The flat myapp/ structure that works fine for a standard Django project becomes a liability in an AI-native application. Separate concerns that evolve at different rates:

myproject/
├── config/                  # Django settings, URLs, WSGI/ASGI
│   ├── settings/
│   │   ├── base.py
│   │   ├── production.py
│   │   └── local.py
│   └── urls.py
│
├── ai/                      # All AI concerns — no Django views in here
│   ├── client.py            # Anthropic/OpenAI client singletons
│   ├── prompts/
│   │   ├── registry.py      # PromptTemplate loader and renderer
│   │   └── templates/       # YAML prompt files
│   │       ├── document_summary.yaml
│   │       └── ticket_classify.yaml
│   ├── rag/
│   │   ├── pipeline.py      # chunk, embed, retrieve
│   │   ├── ingest.py        # Celery tasks for background indexing
│   │   └── models.py        # KnowledgeDocument, KnowledgeChunk
│   ├── tasks.py             # Celery tasks that call the LLM
│   ├── tracking.py          # log_usage(), cost calculations
│   └── resilience.py        # fallback chain, circuit breaker
│
├── requests/                # HTTP-facing request/response handling
│   ├── models.py            # AIRequest, TokenBudget, AIOutputFeedback
│   ├── views.py             # submit, poll, feedback endpoints
│   ├── serializers.py       # DRF serializers
│   └── urls.py
│
├── documents/               # Domain app — knows nothing about AI
│   ├── models.py            # Document, DocumentVersion
│   ├── views.py
│   └── signals.py           # triggers RAG re-index on document save
│
└── tests/
    ├── test_prompts.py      # golden-case regression tests
    ├── test_rag.py          # retrieval accuracy tests
    └── test_cost.py         # budget enforcement tests

The key principle: the ai/ package is pure Python — no Django views, no URL configs, no templates. The requests/ app handles HTTP. Domain apps (documents/) know nothing about AI. This keeps the AI layer testable in isolation and swappable without touching the HTTP layer.

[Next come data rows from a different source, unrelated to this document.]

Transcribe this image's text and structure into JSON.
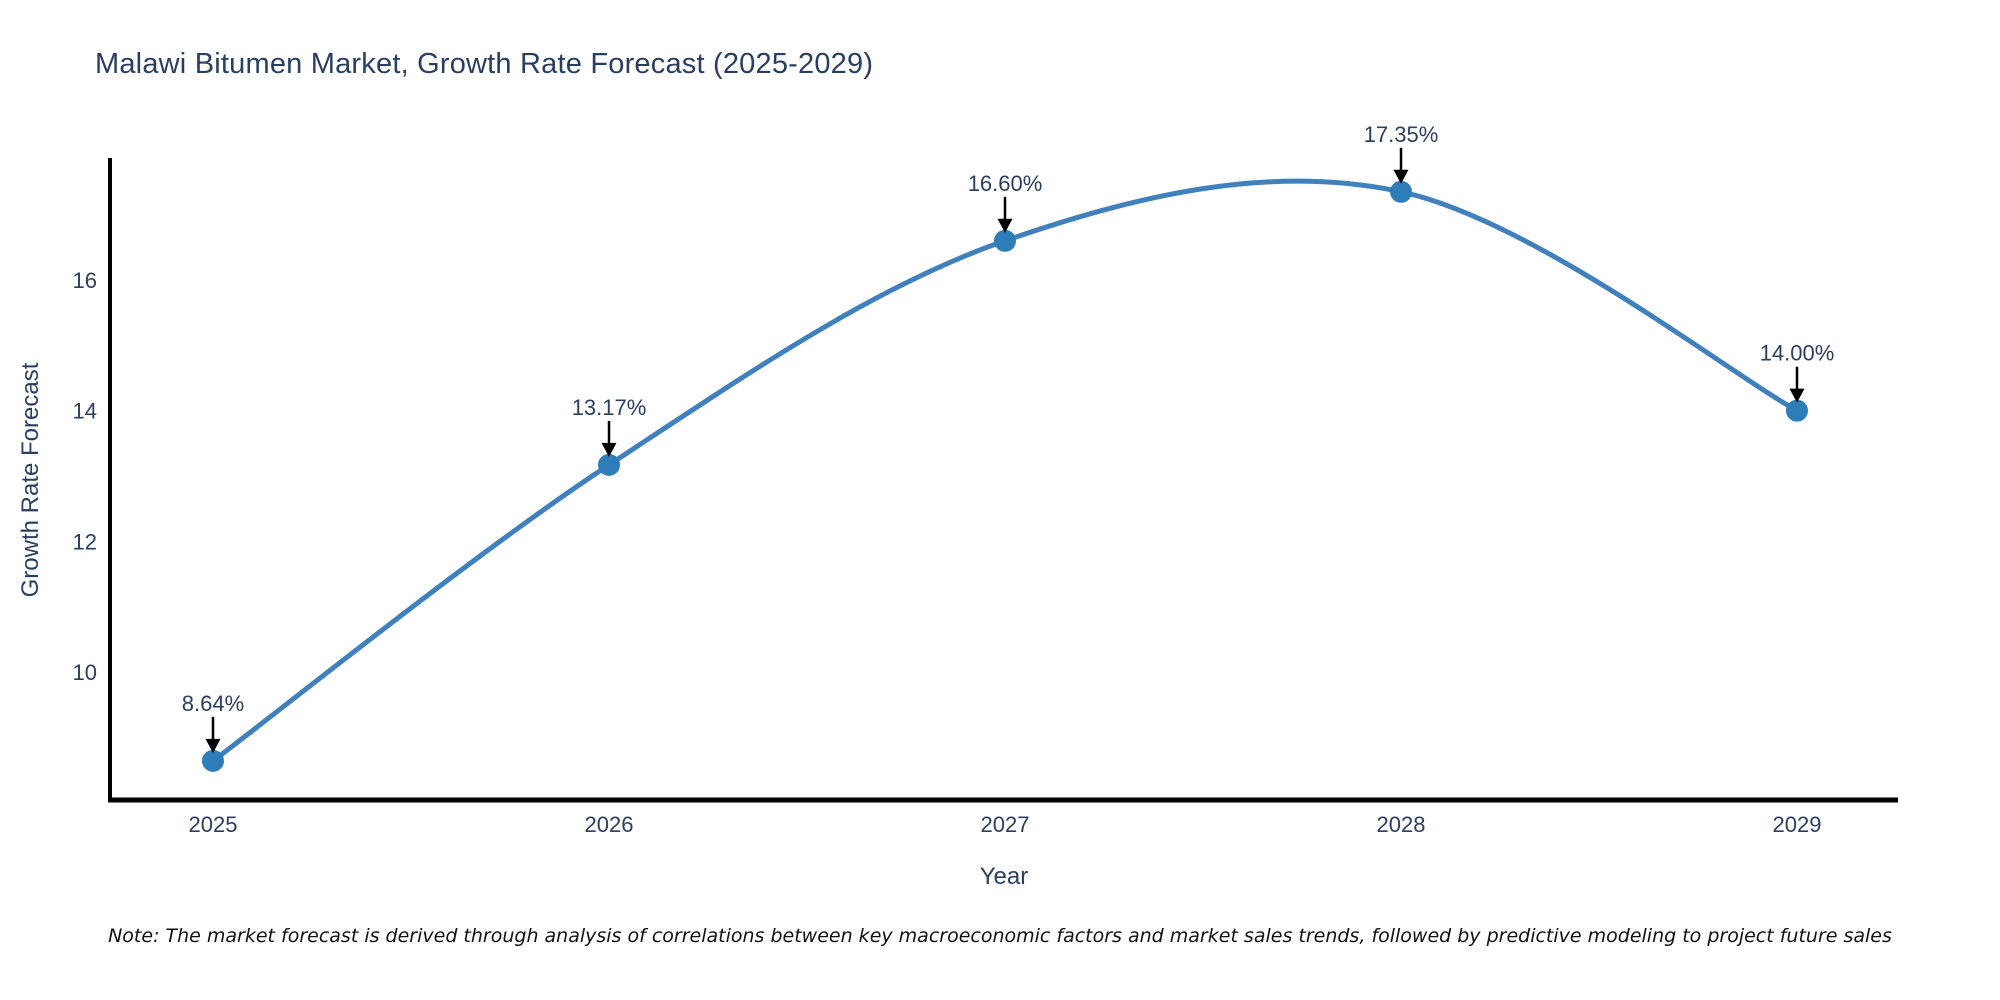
{
  "page": {
    "title": "Malawi Bitumen Market, Growth Rate Forecast (2025-2029)",
    "note": "Note: The market forecast is derived through analysis of correlations between key macroeconomic factors and market sales trends, followed by predictive modeling to project future sales"
  },
  "chart_data": {
    "type": "line",
    "title": "Malawi Bitumen Market, Growth Rate Forecast (2025-2029)",
    "x": [
      2025,
      2026,
      2027,
      2028,
      2029
    ],
    "series": [
      {
        "name": "Growth Rate Forecast",
        "values": [
          8.64,
          13.17,
          16.6,
          17.35,
          14.0
        ]
      }
    ],
    "point_labels": [
      "8.64%",
      "13.17%",
      "16.60%",
      "17.35%",
      "14.00%"
    ],
    "xlabel": "Year",
    "ylabel": "Growth Rate Forecast",
    "yticks": [
      10,
      12,
      14,
      16
    ],
    "ylim": [
      8.0,
      17.9
    ],
    "xlim": [
      2024.74,
      2029.26
    ],
    "line_shape": "spline",
    "grid": false,
    "legend_visible": false,
    "markers": true,
    "annotations": "value labels with down arrows above each point",
    "colors": {
      "line": "#4080bd",
      "marker": "#2e7cb8",
      "text": "#2a3f5f",
      "axis": "#000000",
      "arrow": "#000000",
      "background": "#ffffff"
    }
  }
}
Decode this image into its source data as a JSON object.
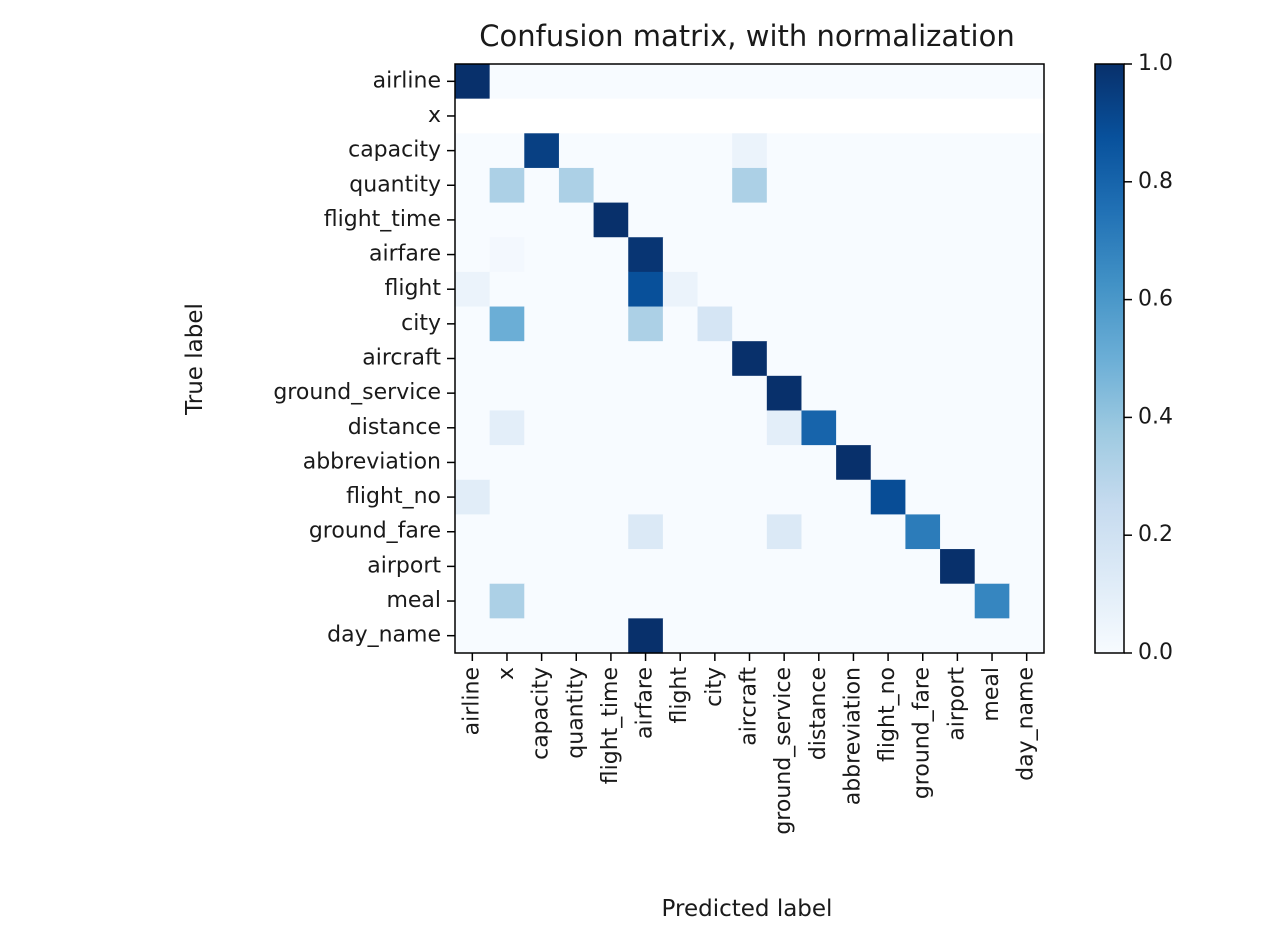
{
  "chart_data": {
    "type": "heatmap",
    "title": "Confusion matrix, with normalization",
    "xlabel": "Predicted label",
    "ylabel": "True label",
    "labels": [
      "airline",
      "x",
      "capacity",
      "quantity",
      "flight_time",
      "airfare",
      "flight",
      "city",
      "aircraft",
      "ground_service",
      "distance",
      "abbreviation",
      "flight_no",
      "ground_fare",
      "airport",
      "meal",
      "day_name"
    ],
    "matrix": [
      [
        1.0,
        0.0,
        0.0,
        0.0,
        0.0,
        0.0,
        0.0,
        0.0,
        0.0,
        0.0,
        0.0,
        0.0,
        0.0,
        0.0,
        0.0,
        0.0,
        0.0
      ],
      [
        null,
        null,
        null,
        null,
        null,
        null,
        null,
        null,
        null,
        null,
        null,
        null,
        null,
        null,
        null,
        null,
        null
      ],
      [
        0.0,
        0.0,
        0.94,
        0.0,
        0.0,
        0.0,
        0.0,
        0.0,
        0.06,
        0.0,
        0.0,
        0.0,
        0.0,
        0.0,
        0.0,
        0.0,
        0.0
      ],
      [
        0.0,
        0.33,
        0.0,
        0.33,
        0.0,
        0.0,
        0.0,
        0.0,
        0.33,
        0.0,
        0.0,
        0.0,
        0.0,
        0.0,
        0.0,
        0.0,
        0.0
      ],
      [
        0.0,
        0.0,
        0.0,
        0.0,
        1.0,
        0.0,
        0.0,
        0.0,
        0.0,
        0.0,
        0.0,
        0.0,
        0.0,
        0.0,
        0.0,
        0.0,
        0.0
      ],
      [
        0.0,
        0.02,
        0.0,
        0.0,
        0.0,
        0.98,
        0.0,
        0.0,
        0.0,
        0.0,
        0.0,
        0.0,
        0.0,
        0.0,
        0.0,
        0.0,
        0.0
      ],
      [
        0.06,
        0.0,
        0.0,
        0.0,
        0.0,
        0.88,
        0.06,
        0.0,
        0.0,
        0.0,
        0.0,
        0.0,
        0.0,
        0.0,
        0.0,
        0.0,
        0.0
      ],
      [
        0.0,
        0.5,
        0.0,
        0.0,
        0.0,
        0.33,
        0.0,
        0.17,
        0.0,
        0.0,
        0.0,
        0.0,
        0.0,
        0.0,
        0.0,
        0.0,
        0.0
      ],
      [
        0.0,
        0.0,
        0.0,
        0.0,
        0.0,
        0.0,
        0.0,
        0.0,
        1.0,
        0.0,
        0.0,
        0.0,
        0.0,
        0.0,
        0.0,
        0.0,
        0.0
      ],
      [
        0.0,
        0.0,
        0.0,
        0.0,
        0.0,
        0.0,
        0.0,
        0.0,
        0.0,
        1.0,
        0.0,
        0.0,
        0.0,
        0.0,
        0.0,
        0.0,
        0.0
      ],
      [
        0.0,
        0.1,
        0.0,
        0.0,
        0.0,
        0.0,
        0.0,
        0.0,
        0.0,
        0.1,
        0.8,
        0.0,
        0.0,
        0.0,
        0.0,
        0.0,
        0.0
      ],
      [
        0.0,
        0.0,
        0.0,
        0.0,
        0.0,
        0.0,
        0.0,
        0.0,
        0.0,
        0.0,
        0.0,
        1.0,
        0.0,
        0.0,
        0.0,
        0.0,
        0.0
      ],
      [
        0.11,
        0.0,
        0.0,
        0.0,
        0.0,
        0.0,
        0.0,
        0.0,
        0.0,
        0.0,
        0.0,
        0.0,
        0.89,
        0.0,
        0.0,
        0.0,
        0.0
      ],
      [
        0.0,
        0.0,
        0.0,
        0.0,
        0.0,
        0.14,
        0.0,
        0.0,
        0.0,
        0.14,
        0.0,
        0.0,
        0.0,
        0.71,
        0.0,
        0.0,
        0.0
      ],
      [
        0.0,
        0.0,
        0.0,
        0.0,
        0.0,
        0.0,
        0.0,
        0.0,
        0.0,
        0.0,
        0.0,
        0.0,
        0.0,
        0.0,
        1.0,
        0.0,
        0.0
      ],
      [
        0.0,
        0.33,
        0.0,
        0.0,
        0.0,
        0.0,
        0.0,
        0.0,
        0.0,
        0.0,
        0.0,
        0.0,
        0.0,
        0.0,
        0.0,
        0.67,
        0.0
      ],
      [
        0.0,
        0.0,
        0.0,
        0.0,
        0.0,
        1.0,
        0.0,
        0.0,
        0.0,
        0.0,
        0.0,
        0.0,
        0.0,
        0.0,
        0.0,
        0.0,
        0.0
      ]
    ],
    "colorbar": {
      "colormap": "Blues",
      "range": [
        0.0,
        1.0
      ],
      "ticks": [
        "0.0",
        "0.2",
        "0.4",
        "0.6",
        "0.8",
        "1.0"
      ]
    },
    "grid": false,
    "legend": "colorbar-right"
  }
}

Wire the layers together through Celery tasks and Django signals, not direct calls:

# documents/signals.py
from django.db.models.signals import post_save
from django.dispatch import receiver
from .models import Document
from ai.rag.ingest import reindex_document


@receiver(post_save, sender=Document)
def trigger_rag_reindex(sender, instance, **kwargs):
    """Re-index the document in the vector store whenever it is saved."""
    reindex_document.delay(instance.id)  # ingest task handles checksum comparison and skips if unchanged

9. Production Checklist

Every LLM call goes through a Celery task. No synchronous LLM calls in Django request handlers. Period.
Every prompt is versioned in a YAML file. Prompt key and version are logged alongside every AI output row.
Token budgets are enforced per user before enqueuing tasks. Reject requests that would exceed the daily limit, not after spending the tokens.
Prompt caching is enabled for all system prompts over 1,024 tokens. Check cache_read_input_tokens in usage logs — a cache hit rate below 60% on high-volume prompts is leaving money on the table.
Model routing is explicit. Classification → Haiku. Summarisation → Sonnet. Complex reasoning → Opus. Unrouted defaults to Sonnet.
Timeouts are set on the SDK client, not just on Celery tasks. Both are needed — the SDK timeout prevents a single stalled connection; the Celery soft_time_limit prevents a stalled task from blocking a worker.
Fallback chain tested in staging. Inject anthropic.RateLimitError in tests and verify the application degrades gracefully rather than crashing.
Golden-case regression tests run in CI before every prompt deploy. A prompt change that fails 1 of 20 test cases does not merge.
Quality feedback is captured and reviewed weekly. Approval rate below 80% on any prompt key triggers a prompt review.
RAG chunk IDs are stored with every output. When a source document is updated, the dependent AI outputs are flagged for review or regeneration.
Cost dashboards are visible to the team, not just engineering. Product managers who request AI features should see what they cost.
Human-in-the-loop queues exist for high-stakes outputs before you launch, not after the first incident.